Chanyeol menghampiri Luhan, mendudukkan dirinya di sisi lain dari sofa. Mereka saling berhadapan seperti biasa ketika mereka menikmati jamuan makan di restaurant atau sekedar pergi bersama ke café Kyungsoo. Chanyeol hanya ingin menjaga jarak agar Luhan tetap merasa nyaman dengan kehadirannya.

Luhan melihati sekeliling ruangan kerja Chanyeol dengan seksama. Ruangan ini cukup besar, dengan di hiasi oleh berbagai macam benda dan alat para medis juga lemari-lemari yang menyimpan jejeran berkas para pasien. Aroma ruangan Chanyeol juga menyenangkan, sebuah perpaduan wangi maskulin dan papermint.

Luhan langsung suka berada disini.

Ia menatap Chanyeol dengan senyumnya, "Kau punya ruangan kerja yang nyaman." pujinya tulus.

"Terimakasih. Aku selalu berusaha untuk membuat sebuah ruangan yang nyaman bagi siapapun yang akan mengunjungiku. Termasuk, Kau."

Luhan tertawa anggun di balik punggung tangan, dan mengangguk. "Aku akui bahwa aku nyaman berada disini."

"Syukurlah," Chanyeol menatapnya memuja, "Bagaimana akhir pekanmu? Menyenangkan?." Tanya Chanyeol basa-basi.

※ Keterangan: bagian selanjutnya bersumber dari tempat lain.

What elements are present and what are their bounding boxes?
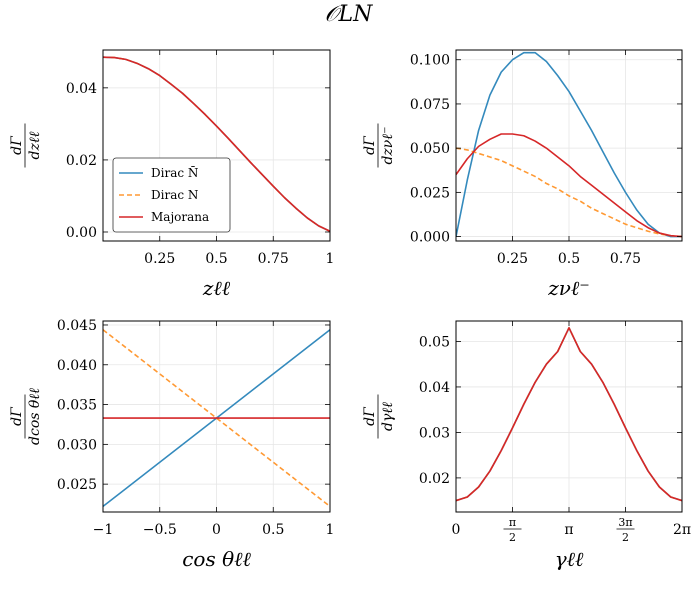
y-tick-label: 0.02 xyxy=(66,153,97,169)
legend-entry: Majorana xyxy=(151,210,209,224)
panel-top-right: 0.25 0.5 0.75 0.000 0.025 0.050 0.075 0.100 zνℓ⁻… xyxy=(362,49,683,300)
y-axis-label-denominator: dzℓℓ xyxy=(27,131,43,159)
y-axis-label: dΓ dγℓℓ xyxy=(362,394,396,439)
x-tick-label: 0.5 xyxy=(205,251,227,267)
series-line-majorana xyxy=(456,133,682,238)
x-tick-label: 0.75 xyxy=(610,251,641,267)
y-tick-label: 0.035 xyxy=(57,398,97,414)
x-axis-label: cos θℓℓ xyxy=(182,547,251,571)
y-axis-label: dΓ dcos θℓℓ xyxy=(9,388,43,445)
legend-entry: Dirac N̄ xyxy=(151,165,198,180)
x-tick-label-denominator: 2 xyxy=(509,531,516,544)
x-axis-label: zℓℓ xyxy=(202,276,231,300)
x-tick-label: −1 xyxy=(93,522,114,538)
x-axis-label: zνℓ⁻ xyxy=(547,276,590,300)
y-tick-label: 0.040 xyxy=(57,358,97,374)
legend-entry: Dirac N xyxy=(151,188,198,202)
y-tick-label: 0.025 xyxy=(57,477,97,493)
x-tick-label: 0.5 xyxy=(262,522,284,538)
y-axis-label: dΓ dzνℓ⁻ xyxy=(362,123,396,168)
y-axis-label-numerator: dΓ xyxy=(9,135,25,155)
x-tick-label: 0.25 xyxy=(144,251,175,267)
y-axis-label-denominator: dcos θℓℓ xyxy=(27,388,43,445)
x-tick-label: 2π xyxy=(673,522,691,538)
y-tick-label: 0.04 xyxy=(419,380,450,396)
y-tick-label: 0.075 xyxy=(410,97,450,113)
y-axis-label-numerator: dΓ xyxy=(362,135,378,155)
x-tick-label-numerator: π xyxy=(509,516,516,529)
y-tick-label: 0.030 xyxy=(57,437,97,453)
y-tick-label: 0.03 xyxy=(419,425,450,441)
y-axis-label-numerator: dΓ xyxy=(362,406,378,426)
x-tick-label: 0.5 xyxy=(558,251,580,267)
x-tick-label: 0 xyxy=(452,522,461,538)
x-tick-label: 3π2 xyxy=(616,516,635,544)
x-tick-label: π2 xyxy=(503,516,522,544)
y-tick-label: 0.025 xyxy=(410,185,450,201)
series-group xyxy=(103,329,330,508)
y-tick-label: 0.02 xyxy=(419,471,450,487)
panel-bottom-left: −1 −0.5 0 0.5 1 0.025 0.030 0.035 0.040 0.045 cos … xyxy=(9,318,334,571)
x-tick-label-numerator: 3π xyxy=(618,516,632,529)
y-tick-label: 0.050 xyxy=(410,141,450,157)
y-tick-label: 0.100 xyxy=(410,53,450,69)
y-tick-label: 0.00 xyxy=(66,225,97,241)
series-line-dirac-n- xyxy=(456,51,682,238)
series-group xyxy=(103,56,330,232)
x-tick-label-denominator: 2 xyxy=(622,531,629,544)
y-axis-label-numerator: dΓ xyxy=(9,406,25,426)
series-group xyxy=(456,327,682,502)
x-tick-label: 1 xyxy=(326,251,335,267)
panel-top-left: 0.25 0.5 0.75 1 0.00 0.02 0.04 zℓℓ dΓ dzℓℓ Dirac N… xyxy=(9,49,335,300)
y-tick-label: 0.045 xyxy=(57,318,97,334)
x-tick-label: 0 xyxy=(212,522,221,538)
x-tick-label: 0.75 xyxy=(258,251,289,267)
y-tick-label: 0.000 xyxy=(410,230,450,246)
figure-title: 𝒪LN xyxy=(324,2,373,27)
y-axis-label: dΓ dzℓℓ xyxy=(9,123,43,168)
y-tick-label: 0.05 xyxy=(419,334,450,350)
series-line-majorana xyxy=(456,327,682,502)
legend-box xyxy=(112,157,231,233)
legend: Dirac N̄ Dirac N Majorana xyxy=(112,157,231,233)
x-tick-label: −0.5 xyxy=(143,522,177,538)
series-group xyxy=(456,51,682,238)
series-line-majorana xyxy=(103,56,330,232)
series-line-dirac-n xyxy=(456,147,682,238)
x-tick-label: 0.25 xyxy=(497,251,528,267)
x-axis-label: γℓℓ xyxy=(555,547,584,571)
y-tick-label: 0.04 xyxy=(66,81,97,97)
y-axis-label-denominator: dzνℓ⁻ xyxy=(380,126,396,164)
x-tick-label: π xyxy=(564,522,573,538)
x-tick-label: 1 xyxy=(326,522,335,538)
y-axis-label-denominator: dγℓℓ xyxy=(380,402,396,431)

Luhan meringis dengan seyum lemah, "Hm, Maaf menolak ajakan kencanmu lagi. Orangtuaku mengajak ku dan Sehun pergi untuk menghadiri sebuah acara formal. Sekaligus untuk bertemu orang kepercayaan mereka."

"Orang kepercayaan?."

"Iya," Luhan mengangguk dan mengedikkan bahu, "Entahlah. Hanya sekedar perkenalan formal seperti biasa."

Chanyeol masih penasaran dengan tanda tanya besar di kepalanya, mencerna fakta baru yang Ia dengar dari Luhan. Bukannya Chanyeol berpikir macam-macam, pertemuan dengan orang kepercayaan Paman Jaehun dan Bibi Minkyung pastinya bukan hanya sekedar pertemuan formal biasa seperti apa yang Luhan katakan.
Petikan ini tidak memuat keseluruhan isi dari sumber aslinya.